Multi-omics investigation of Bisphenol A in gastrointestinal carcinogenesis: a network toxicology and molecular docking approach

Abstract

Our study aims to systematically investigate the potential carcinogenic mechanisms of bisphenol A (BPA) in three gastrointestinal tumors: intrahepatic cholangiocarcinoma (ICC), colorectal cancer (CRC), and esophageal cancer.

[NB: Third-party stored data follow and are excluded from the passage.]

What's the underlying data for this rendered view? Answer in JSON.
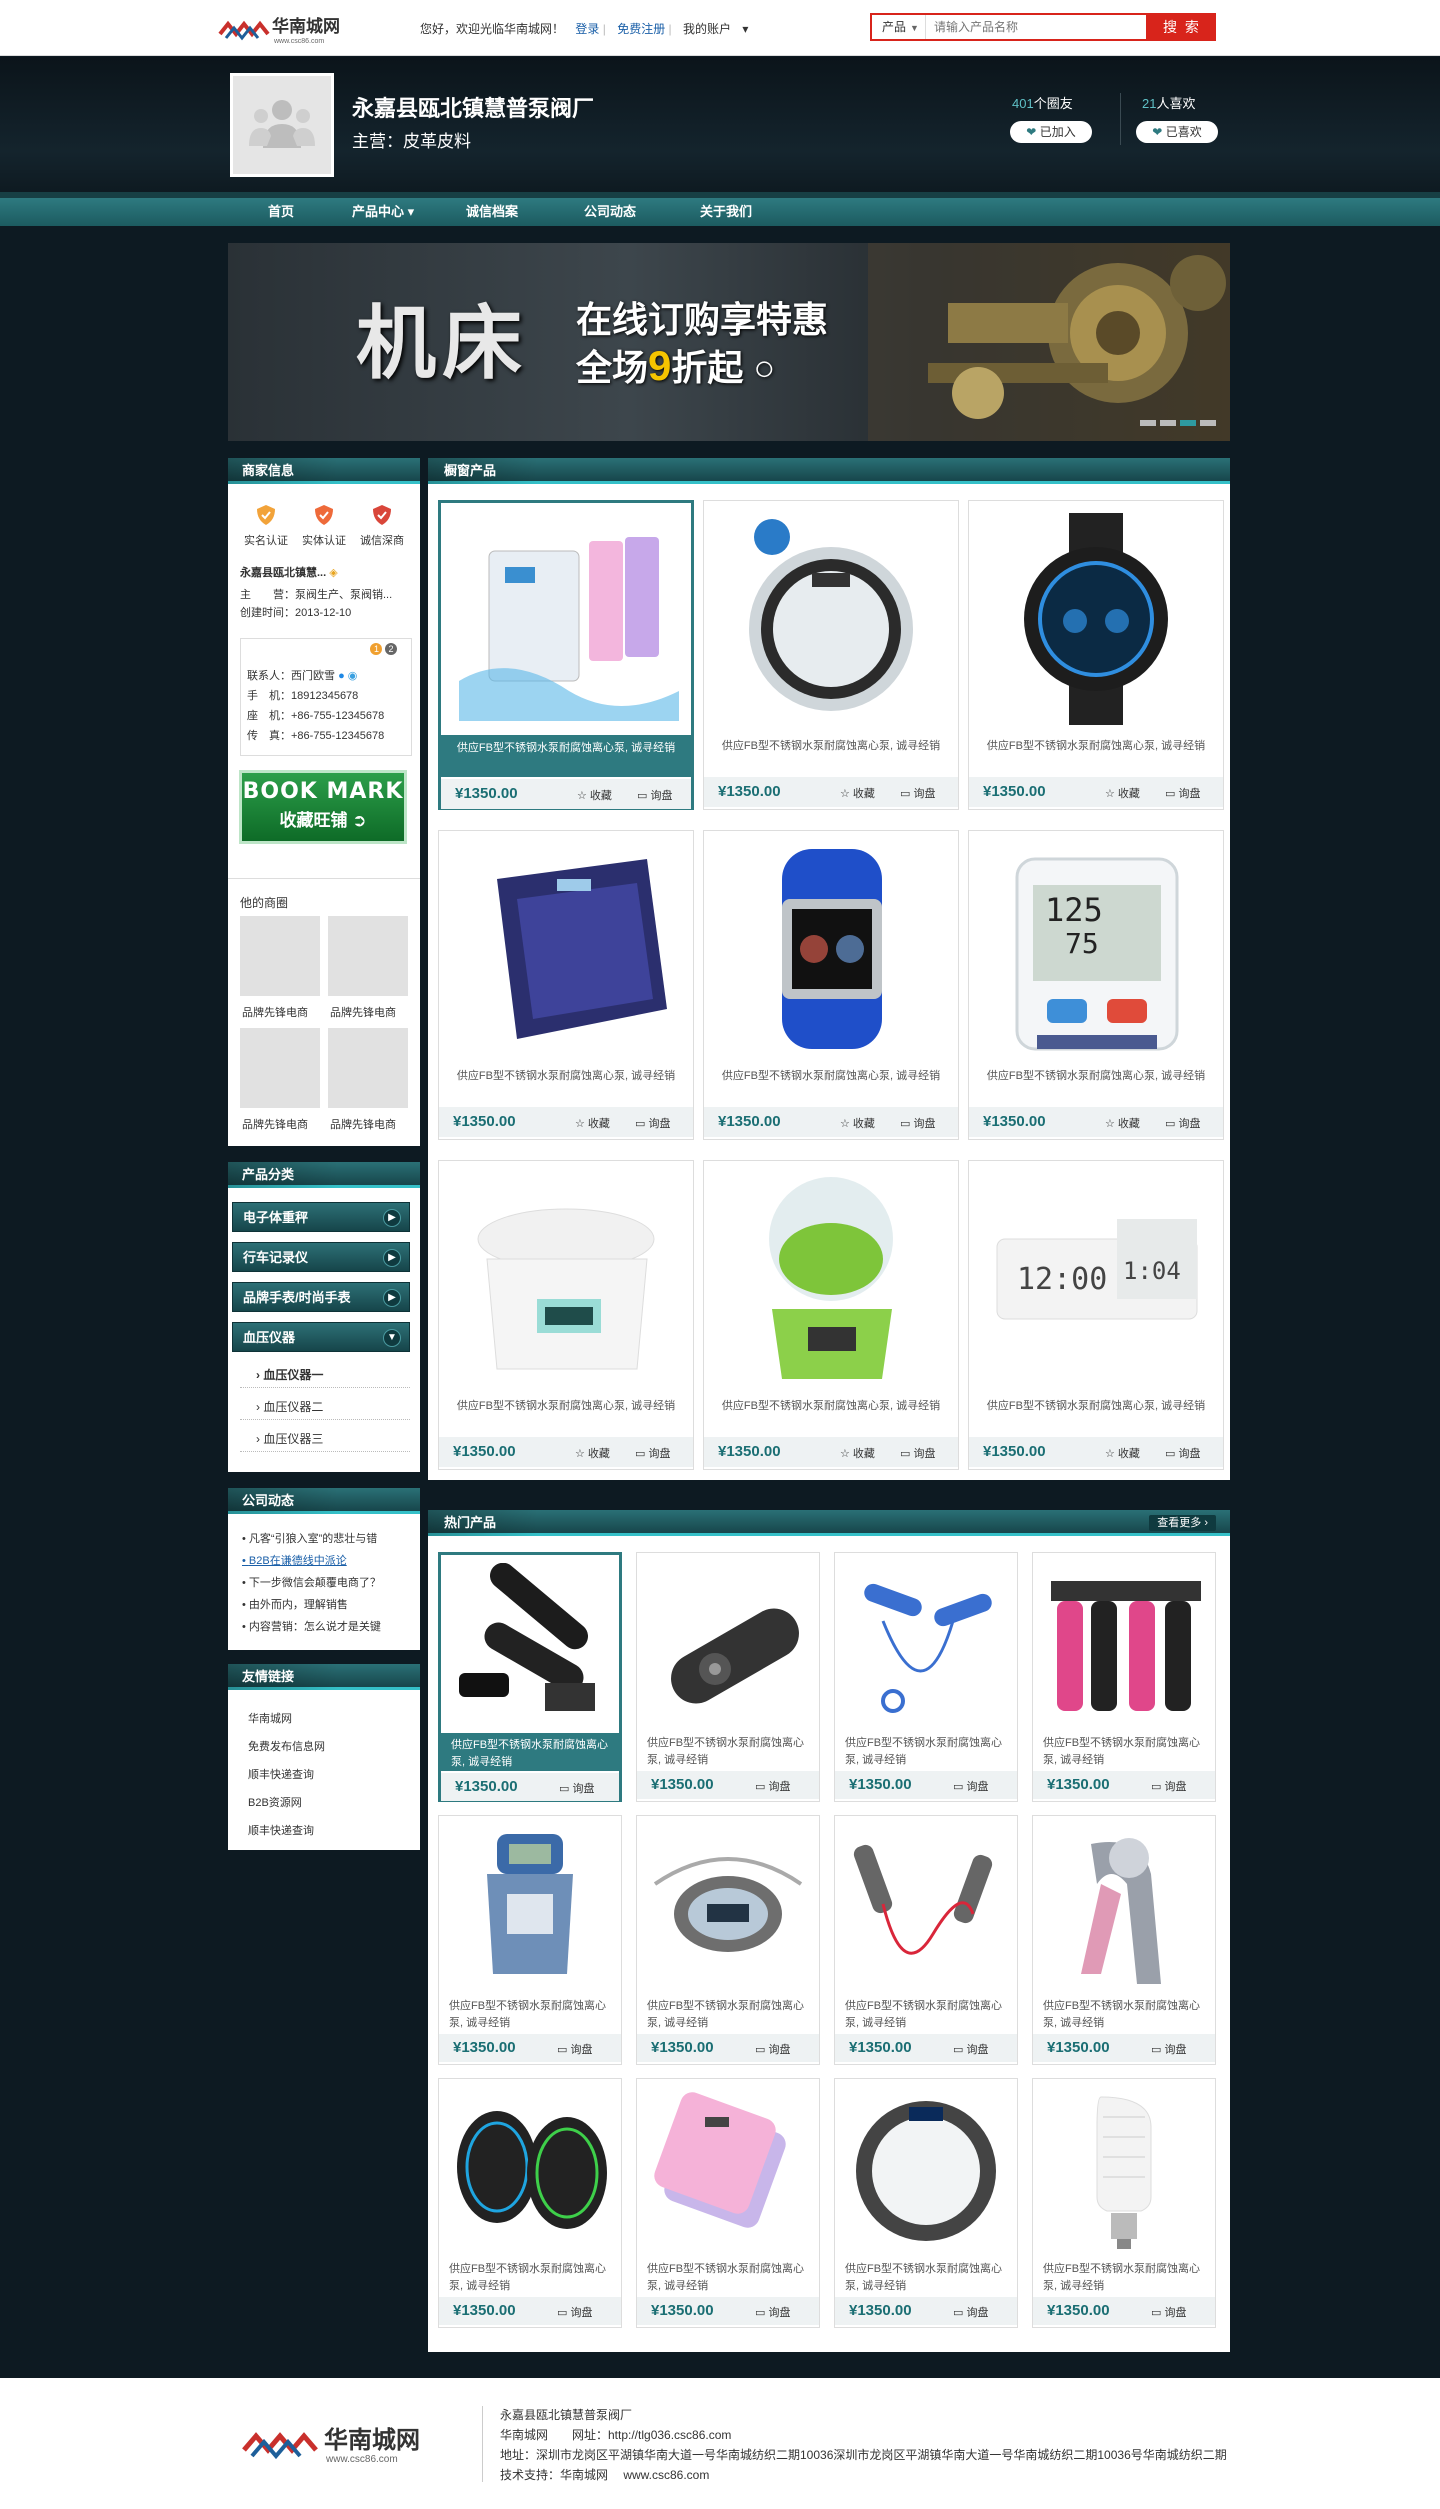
{
  "topbar": {
    "logo_text": "华南城网",
    "logo_sub": "www.csc86.com",
    "welcome": "您好，欢迎光临华南城网！",
    "login": "登录",
    "register": "免费注册",
    "account": "我的账户",
    "search_category": "产品",
    "search_placeholder": "请输入产品名称",
    "search_button": "搜 索"
  },
  "header": {
    "shop_name": "永嘉县瓯北镇慧普泵阀厂",
    "main_business": "主营：皮革皮料",
    "circle_count": "401",
    "circle_label": "个圈友",
    "joined_button": "已加入",
    "like_count": "21",
    "like_label": "人喜欢",
    "liked_button": "已喜欢"
  },
  "nav": {
    "items": [
      "首页",
      "产品中心 ▾",
      "诚信档案",
      "公司动态",
      "关于我们"
    ]
  },
  "banner": {
    "big_text": "机床",
    "line1": "在线订购享特惠",
    "line2_pre": "全场",
    "line2_num": "9",
    "line2_post": "折起"
  },
  "merchant": {
    "title": "商家信息",
    "badges": [
      "实名认证",
      "实体认证",
      "诚信深商"
    ],
    "company": "永嘉县瓯北镇慧...",
    "main_label": "主　　营：",
    "main_value": "泵阀生产、泵阀销...",
    "created_label": "创建时间：",
    "created_value": "2013-12-10",
    "contact_name": "联系人：西门欧雪",
    "mobile": "手　机：18912345678",
    "phone": "座　机：+86-755-12345678",
    "fax": "传　真：+86-755-12345678",
    "bookmark_en": "BOOK MARK",
    "bookmark_cn": "收藏旺铺",
    "other_shops": "他的商圈",
    "shop_labels": [
      "品牌先锋电商",
      "品牌先锋电商",
      "品牌先锋电商",
      "品牌先锋电商"
    ]
  },
  "categories": {
    "title": "产品分类",
    "items": [
      "电子体重秤",
      "行车记录仪",
      "品牌手表/时尚手表",
      "血压仪器"
    ],
    "sub_items": [
      "血压仪器一",
      "血压仪器二",
      "血压仪器三"
    ]
  },
  "news": {
    "title": "公司动态",
    "items": [
      "凡客“引狼入室”的悲壮与错",
      "B2B在谦德线中派论",
      "下一步微信会颠覆电商了？",
      "由外而内，理解销售",
      "内容营销：怎么说才是关键"
    ]
  },
  "links": {
    "title": "友情链接",
    "items": [
      "华南城网",
      "免费发布信息网",
      "顺丰快递查询",
      "B2B资源网",
      "顺丰快递查询"
    ]
  },
  "showcase": {
    "title": "橱窗产品",
    "product_title": "供应FB型不锈钢水泵耐腐蚀离心泵, 诚寻经销",
    "price": "¥1350.00",
    "fav_label": "收藏",
    "ask_label": "询盘",
    "icons": [
      "scale-icon",
      "round-scale-icon",
      "watch-icon",
      "glass-scale-icon",
      "blue-watch-icon",
      "blood-pressure-icon",
      "kitchen-scale-icon",
      "green-scale-icon",
      "clock-icon"
    ]
  },
  "hot": {
    "title": "热门产品",
    "more": "查看更多",
    "product_title": "供应FB型不锈钢水泵耐腐蚀离心泵, 诚寻经销",
    "price": "¥1350.00",
    "ask_label": "询盘",
    "icons": [
      "pen-icon",
      "remote-icon",
      "jump-rope-icon",
      "grip-icon",
      "dynamometer-icon",
      "pedometer-icon",
      "red-rope-icon",
      "hand-grip-icon",
      "speaker-icon",
      "pink-scale-icon",
      "ring-scale-icon",
      "bulb-icon"
    ]
  },
  "footer": {
    "logo_text": "华南城网",
    "logo_sub": "www.csc86.com",
    "company": "永嘉县瓯北镇慧普泵阀厂",
    "site_line": "华南城网　　网址：http://tlg036.csc86.com",
    "address": "地址：深圳市龙岗区平湖镇华南大道一号华南城纺织二期10036深圳市龙岗区平湖镇华南大道一号华南城纺织二期10036号华南城纺织二期",
    "support": "技术支持：华南城网　 www.csc86.com"
  },
  "colors": {
    "accent": "#2e7a80",
    "brand_red": "#d8241b",
    "bg_dark": "#0d1a22"
  }
}
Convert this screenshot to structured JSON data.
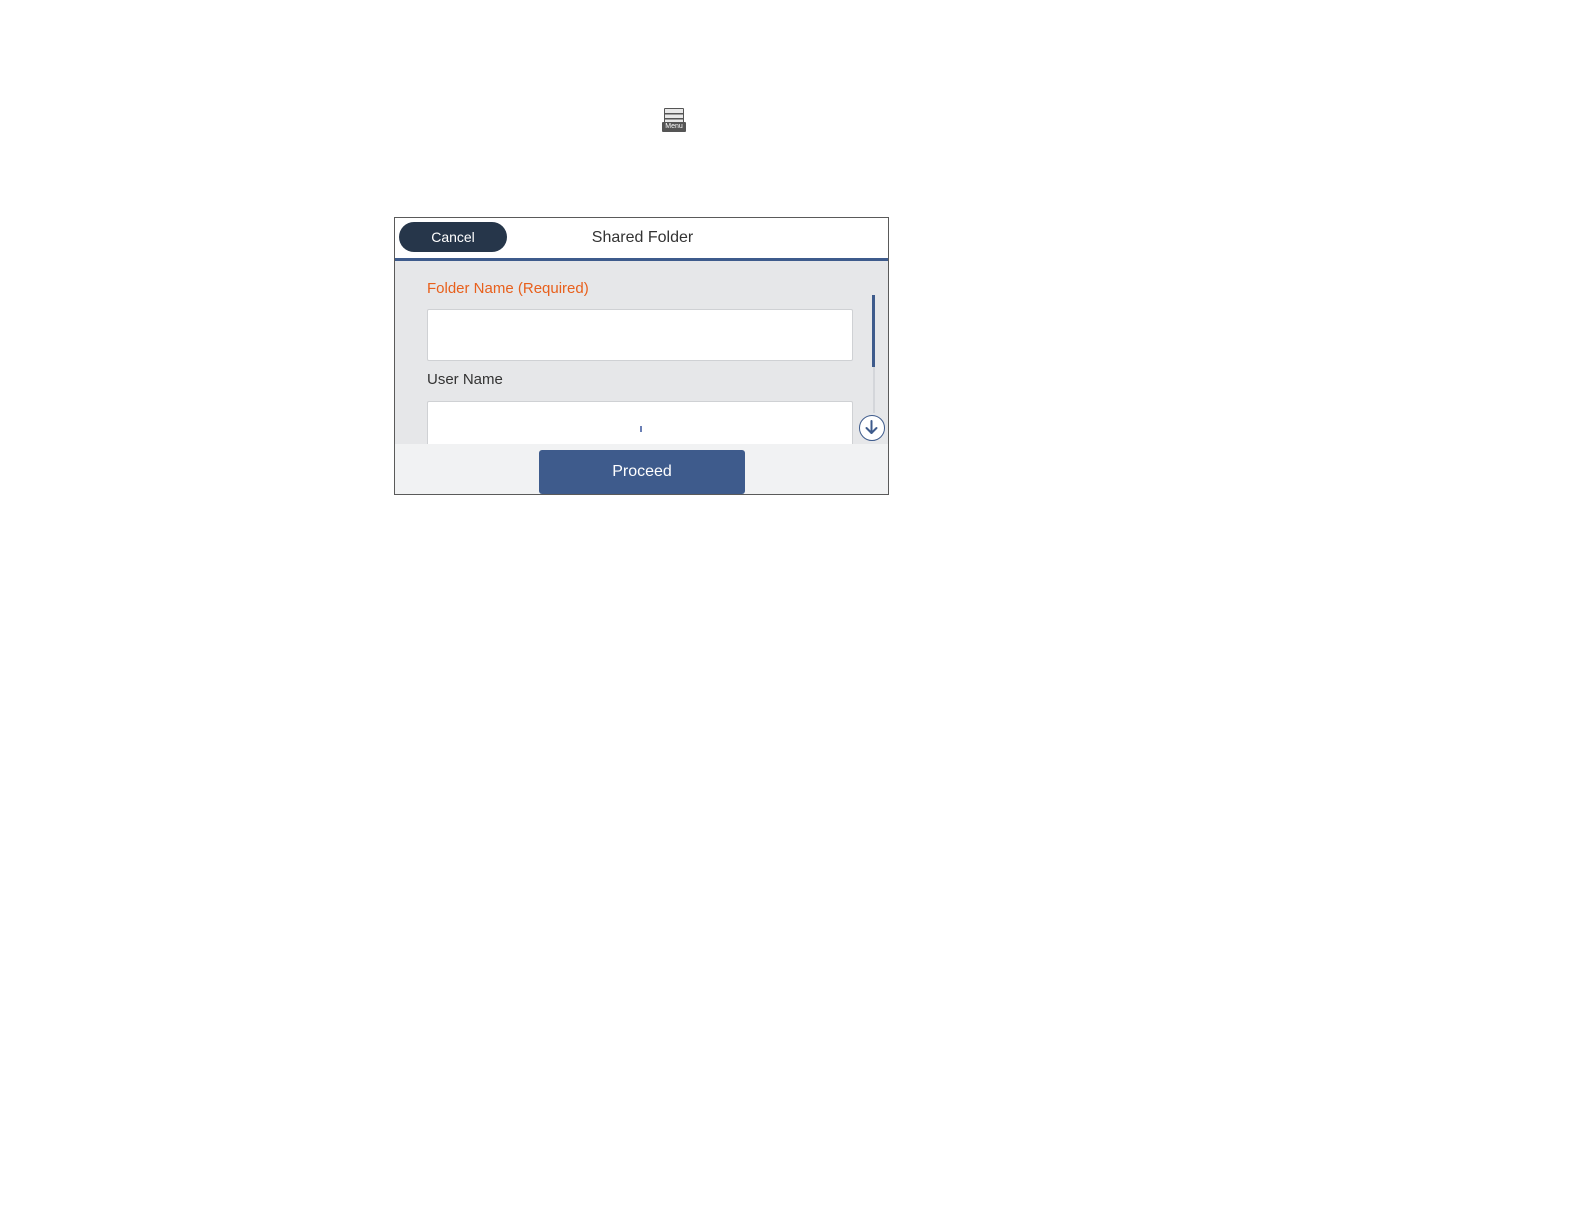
{
  "menu_icon": {
    "icon": "menu-icon",
    "label": "Menu"
  },
  "screen": {
    "header": {
      "cancel_label": "Cancel",
      "title": "Shared Folder"
    },
    "form": {
      "folder_name_label": "Folder Name (Required)",
      "folder_name_value": "",
      "user_name_label": "User Name",
      "user_name_value": ""
    },
    "scroll_down_icon": "arrow-down-circle-icon",
    "footer": {
      "proceed_label": "Proceed"
    }
  },
  "colors": {
    "accent": "#3e5b8c",
    "cancel_button": "#26364a",
    "required_label": "#e8601c",
    "screen_background": "#e6e7e9"
  }
}
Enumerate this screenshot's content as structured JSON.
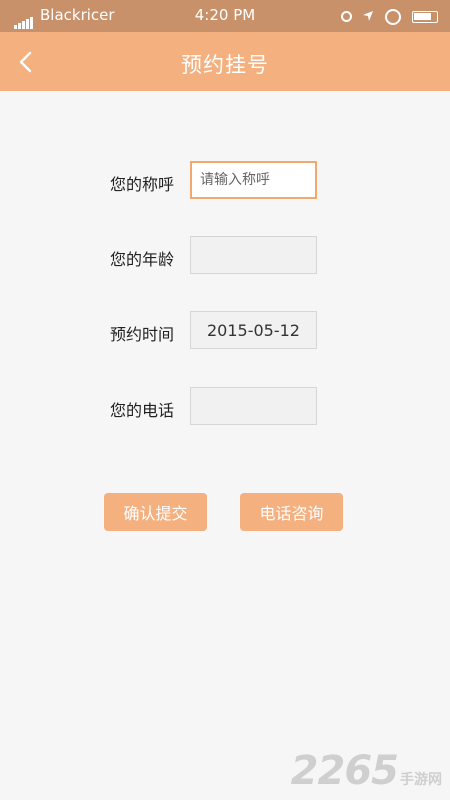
{
  "status_bar": {
    "carrier": "Blackricer",
    "time": "4:20 PM"
  },
  "nav": {
    "title": "预约挂号",
    "back_icon": "chevron-left-icon"
  },
  "form": {
    "name": {
      "label": "您的称呼",
      "value": "",
      "placeholder": "请输入称呼"
    },
    "age": {
      "label": "您的年龄",
      "value": "",
      "placeholder": ""
    },
    "date": {
      "label": "预约时间",
      "value": "2015-05-12"
    },
    "phone": {
      "label": "您的电话",
      "value": "",
      "placeholder": ""
    }
  },
  "actions": {
    "submit_label": "确认提交",
    "consult_label": "电话咨询"
  },
  "watermark": {
    "number": "2265",
    "text": "手游网"
  },
  "colors": {
    "accent": "#f4b07f",
    "status_bar": "#c9916a",
    "background": "#f6f6f6"
  }
}
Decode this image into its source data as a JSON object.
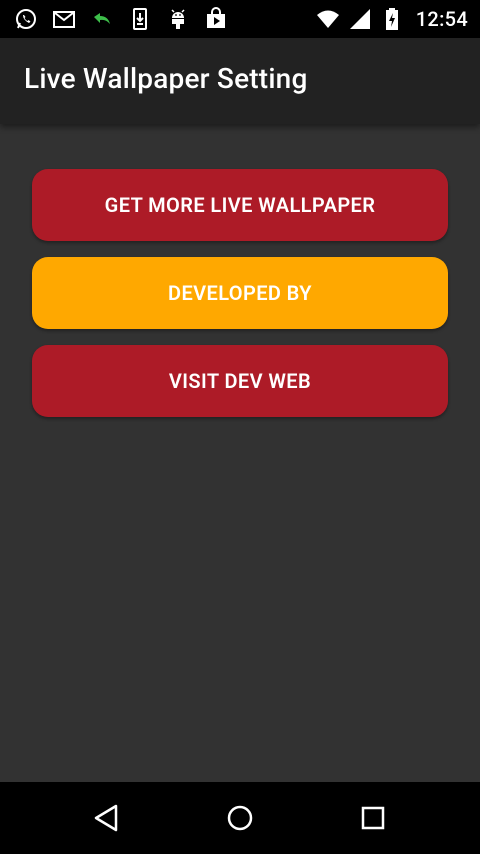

By systematically integrating multi-omics databases, including transcriptomics and single-cell transcriptomics, we identified overlapping targets between BPA-associated molecules and tumor-related genes. Functional enrichment revealed that these targets converge on key oncogenic pathways, includingcellular metabolic reprogramming (particularly glycolysis), tumor microenvironment remodeling via cancer-associated fibroblast (CAF) activation, and dysregulation of cell cycle progression. Molecular docking verified strong binding affinity between BPA and key targets. Survival analysis linked GAPDH and HSP90AA1 in ICC, CDKN1A, CEBPB, and EGR1 in CRC, and DCN and CXCL12 in esophageal cancer to poor survival rates, highlighting their potential as prognostic biomarkers. Our findings demonstrate that BPA promotes gastrointestinal carcinogenesisthrough disrupting energy metabolism, activating CAFs to remodel the tumor microenvironment, and enhancing cancer cell proliferation. This multi-level evidence advances the risk assessment of BPA and identifies potential targets for prevention and therapy of BPA-linked gastrointestinal cancers. Environmental Implication. In addition to well-documented role in promoting endocrine-related diseases, the mechanisms by which hazardous compound bisphenol A (BPA) contributes to other pathological conditions must not be overlooked. Through systematic integration of biological evidence chains, this study revealed BPA's triple carcinogenic mechanism involving interference with cell cycle checkpoints, remodeling of tumor microenvironment stroma, and disruption of epigenetic regulation, thereby providing a novel target system for preventing environmental toxicant-induced gastrointestinal tumors.

Keywords: Bisphenol A; Gastrointestinal tumor; Molecular docking; Network toxicology; Single-cell sequencing.